Die von der younion-Sportgewerkschaft unterstützten Spielerinnen fordern professionellere und faire Rahmenbedingungen. Bereits im März übermittelten sie dem Verband neun Verbesserungsvorschläge. Im Vorfeld der im November steigenden A-WM spitzt sich der öffentlich ausgetragene Streit nun immer mehr zu. Laut Gewerkschaft fehlen trotz zahlreicher Gespräche weiterhin konkrete schriftliche Zusagen.
Mit Kapitänin Anna Meixner, Theresa Schafzahl, Antonia Matzka, Charlotte Wittich und Annika Fazokas fehlen mehrere Schlüsselspielerinnen. Einige von ihnen drohen sogar mit einem Boykott der A-WM in Dänemark, an der Österreich erstmals teilnehmen wird.
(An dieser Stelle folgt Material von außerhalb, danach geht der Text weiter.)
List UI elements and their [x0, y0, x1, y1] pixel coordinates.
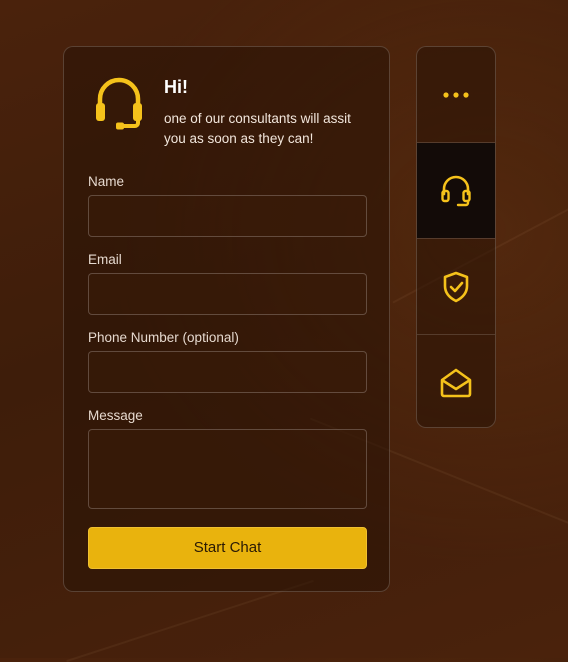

Der ÖEHV betont unterdessen, eine Eskalation vermeiden zu wollen. Während des Lehrgangs soll weiter nach einer Lösung gesucht werden. Das dezimierte Team bestreitet in Bardejov Testspiele gegen die Slowakei, die Niederlande und Italien.
Unterstützung erhalten die Spielerinnen von Marco Rossi. Der NHL-Star stellt sich am Montag im Rahmen eines Medientermins in St. Pölten öffentlich hinter sie: "Wer unser Land vertritt und alles für diesen Sport gibt, verdient Respekt, Wertschätzung und die bestmögliche Unterstützung."